Now, add a column for “Support Tickets.” Come, look at this cell. A customer in the bottom tier—paying $29/month—has submitted 14 tickets this month. They are a Barnacle. They attach themselves to the ship, add drag, and contribute almost no propulsion.
Meanwhile, your Whale has submitted zero tickets. They are happy. They are quiet. And because they are quiet, you are ignoring them to fight the fires started by the Barnacles.
[TO EDITOR: Illustration needed. A scatter plot. Y-Axis is “Revenue”. X-Axis is “Support Hours”. Top Left Quadrant (High Rev, Low Support) labeled “The Whales (Protect)”. Bottom Right Quadrant (Low Rev, High Support) labeled “The Barnacles (Automate)”.]
The Strategic Divorce
Once you see this shape, you cannot unsee it. The data demands that you treat these groups differently.
You cannot have one “Customer Success” strategy. You need two.
- For the Barnacles: Ruthless automation. Self-service help centers. Community forums. If they want to talk to a human, they must upgrade. We love them, but we cannot afford to have dinner with them.
- For the Whales: White glove service. A dedicated phone number. Quarterly business reviews.
The “Average Customer” is a myth that keeps us busy. The segments are the reality that keeps us profitable. Stop trying to make everyone happy.
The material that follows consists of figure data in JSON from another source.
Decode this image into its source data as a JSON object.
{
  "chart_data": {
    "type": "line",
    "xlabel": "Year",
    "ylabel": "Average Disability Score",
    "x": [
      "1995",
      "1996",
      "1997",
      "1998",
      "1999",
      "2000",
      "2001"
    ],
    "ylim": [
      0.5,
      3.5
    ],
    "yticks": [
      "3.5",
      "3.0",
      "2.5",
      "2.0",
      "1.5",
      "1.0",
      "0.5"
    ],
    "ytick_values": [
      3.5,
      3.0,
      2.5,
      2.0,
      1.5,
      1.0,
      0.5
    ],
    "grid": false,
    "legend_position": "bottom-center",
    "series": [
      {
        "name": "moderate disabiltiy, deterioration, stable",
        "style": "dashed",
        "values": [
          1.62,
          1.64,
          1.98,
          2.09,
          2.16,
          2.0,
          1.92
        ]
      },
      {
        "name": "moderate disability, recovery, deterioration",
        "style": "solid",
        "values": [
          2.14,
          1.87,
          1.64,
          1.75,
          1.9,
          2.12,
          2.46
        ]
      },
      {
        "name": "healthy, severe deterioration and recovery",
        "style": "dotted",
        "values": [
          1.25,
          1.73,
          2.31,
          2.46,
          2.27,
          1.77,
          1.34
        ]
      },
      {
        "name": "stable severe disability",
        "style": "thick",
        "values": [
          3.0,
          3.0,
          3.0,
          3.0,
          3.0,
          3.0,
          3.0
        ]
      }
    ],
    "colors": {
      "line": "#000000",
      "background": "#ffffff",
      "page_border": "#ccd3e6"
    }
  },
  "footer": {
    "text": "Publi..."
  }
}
Find the ones who pay the rent, and make them ecstatic.
FAQs
Is it rude to call customers 'Barnacles'?
It is a metaphor for internal strategy, not a name tag for a conference. It describes their economic behavior, not their human worth.
What if I only have small customers right now?
Then you have a distribution problem. You need to know that, so you can decide to either automate them or hunt bigger game.
How do I do this in Excel?
Sort your customer list by 'Lifetime Value'. Draw a line at the top 20%. Color them Gold. Look at the difference.